Hate comes boiling and ready to explode from me but I must wait. Today I have news for her. Yes, Arlene, the favoured one will go to work tomorrow. Mr. Godbold says she will take Jimmy’s place as sweeper and learn to work in a sweaty godforsaken place they call a cotton mill. No sleeping in for you.

But she wasn’t in bed when we got home, she wasn’t in the stove room either, nor Josh’s room, nor Mom and Dad’s room. We waited to make supper; we waited for the return of my sister ‘the favoured one’. While I tried not to complain about me being hungry, and the pain in my foot escalating.

A day for Arlene

“I am full of hate, and that, I know, is wicked.” -Page 7

“I cannot fly.
Pauline cannot fly.
In that, we are the same.
Like our mouths and eyes, like the jut of our chins.
Like the part in our hair.
Everything about us is the same.
Only not.” -Page 7 Arlene


Every morning I wake up I am reminded we are not the same, though we are twins. Mama wakes Pauline up for the mill, to go to work, to earn respect and money for our family.

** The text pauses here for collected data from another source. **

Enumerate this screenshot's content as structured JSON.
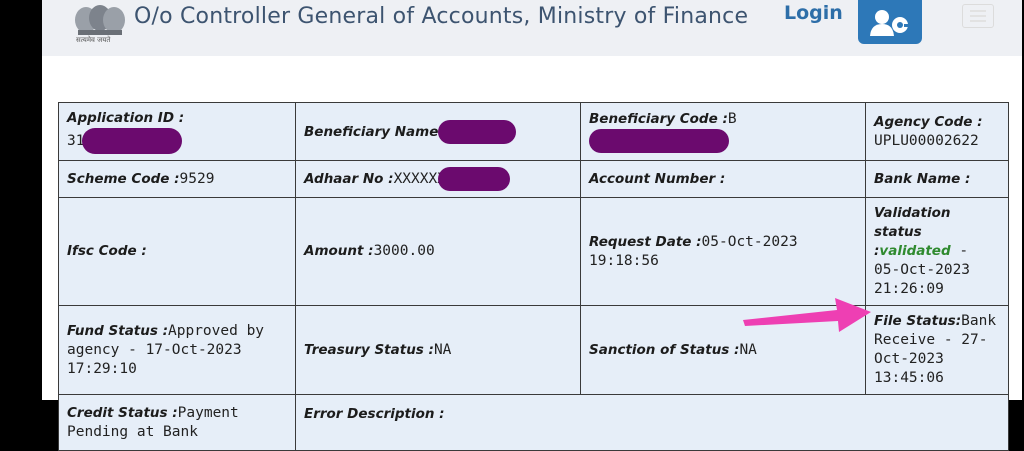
{
  "header": {
    "emblem_text": "सत्यमेव जयते",
    "title": "O/o Controller General of Accounts, Ministry of Finance",
    "login_label": "Login"
  },
  "colors": {
    "header_bg": "#eef0f4",
    "table_bg": "#e6eef8",
    "validated": "#2f8a2f",
    "arrow": "#ee3fb3",
    "redaction": "#6b0a6e"
  },
  "icons": {
    "login": "user-key-icon",
    "menu": "hamburger-menu-icon",
    "emblem": "national-emblem-icon"
  },
  "details": {
    "application_id": {
      "label": "Application ID :",
      "value": "31"
    },
    "beneficiary_name": {
      "label": "Beneficiary Name",
      "value": ""
    },
    "beneficiary_code": {
      "label": "Beneficiary Code :",
      "value": "B"
    },
    "agency_code": {
      "label": "Agency Code :",
      "value": "UPLU00002622"
    },
    "scheme_code": {
      "label": "Scheme Code :",
      "value": "9529"
    },
    "adhaar_no": {
      "label": "Adhaar No :",
      "value": "XXXXXX"
    },
    "account_number": {
      "label": "Account Number :",
      "value": ""
    },
    "bank_name": {
      "label": "Bank Name :",
      "value": ""
    },
    "ifsc_code": {
      "label": "Ifsc Code :",
      "value": ""
    },
    "amount": {
      "label": "Amount :",
      "value": "3000.00"
    },
    "request_date": {
      "label": "Request Date :",
      "value": "05-Oct-2023 19:18:56"
    },
    "validation_status": {
      "label": "Validation status :",
      "status": "validated",
      "value": " - 05-Oct-2023 21:26:09"
    },
    "fund_status": {
      "label": "Fund Status :",
      "value": "Approved by agency - 17-Oct-2023 17:29:10"
    },
    "treasury_status": {
      "label": "Treasury Status :",
      "value": "NA"
    },
    "sanction_status": {
      "label": "Sanction of Status :",
      "value": "NA"
    },
    "file_status": {
      "label": "File Status:",
      "value": "Bank Receive - 27-Oct-2023 13:45:06"
    },
    "credit_status": {
      "label": "Credit Status :",
      "value": "Payment Pending at Bank"
    },
    "error_description": {
      "label": "Error Description :",
      "value": ""
    }
  }
}
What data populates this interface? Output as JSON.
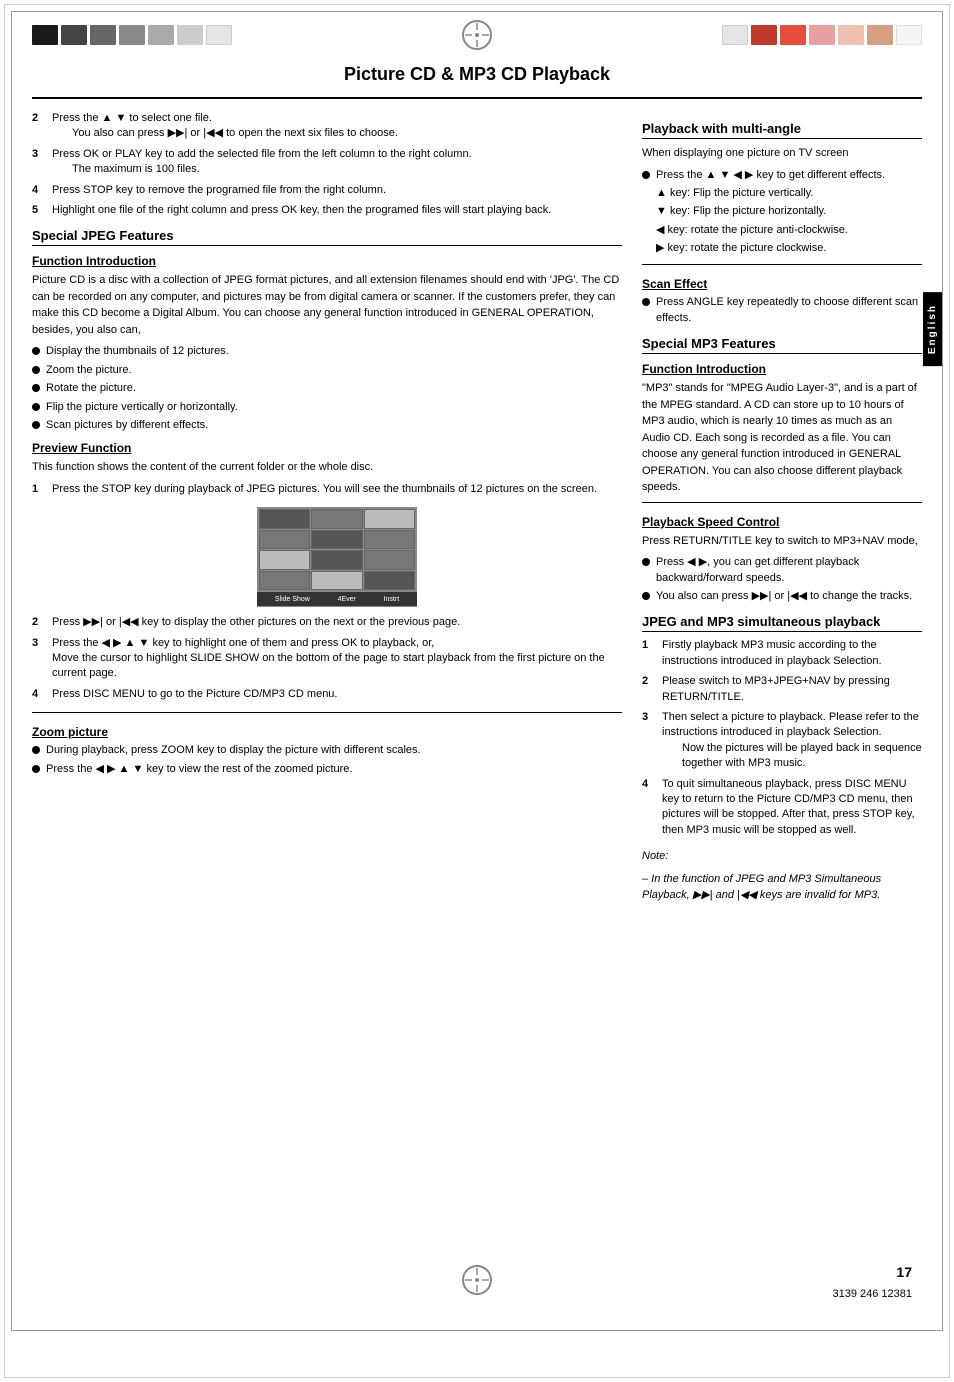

And I, staying home alone, take care of the household chores; my little jobs that are not near as appreciated as their honest work. I cannot even pay rent for myself. I long for the mill. And even more, I long to be able to walk normally, like my sister. A monster foot reminds me why I too can’t go to the mill.

Today is like every-other day but I always hope it and long for it to be different. First I make the beds with straight pillows and crisp sheets. I put on my chicken feed dress. After eating I wash dishes. And then the clothes, overalls last, hanging them out to dry. I must get some more ice cold water from the pump out front and gather up kindling for the fire. By the time I am done, my hands too are ice and the sun is starting its ascent in the sky but I cannot feel its rays in the cold of January. I hush the chickens with leftover grits from breakfast. I sweep the floors; looking for lint balls hiding under beds and tables.
Then I start the dinner, making for my family, Mom and Dad and Josh and Pauline; perfect Pauline. I make backbone and rice, and an extra biscuit for Dad and Josh and I bring it to them at the mill; I am an unwanted stranger to my unthankful sister with her friends. They giggle at some joke, and I wish to tell them a joke I heard at the store but I think they laugh at something else when I limp toward them; my monster foot? One day, I will be somebody working at the mill, a respected somebody with friends like my sister, Katie and Margaret.

By the end of every day I ache for my bed I share with my sister, ending my day from house chores. I wait for Saturday, payday, a day that might, perhaps, hold some cheer.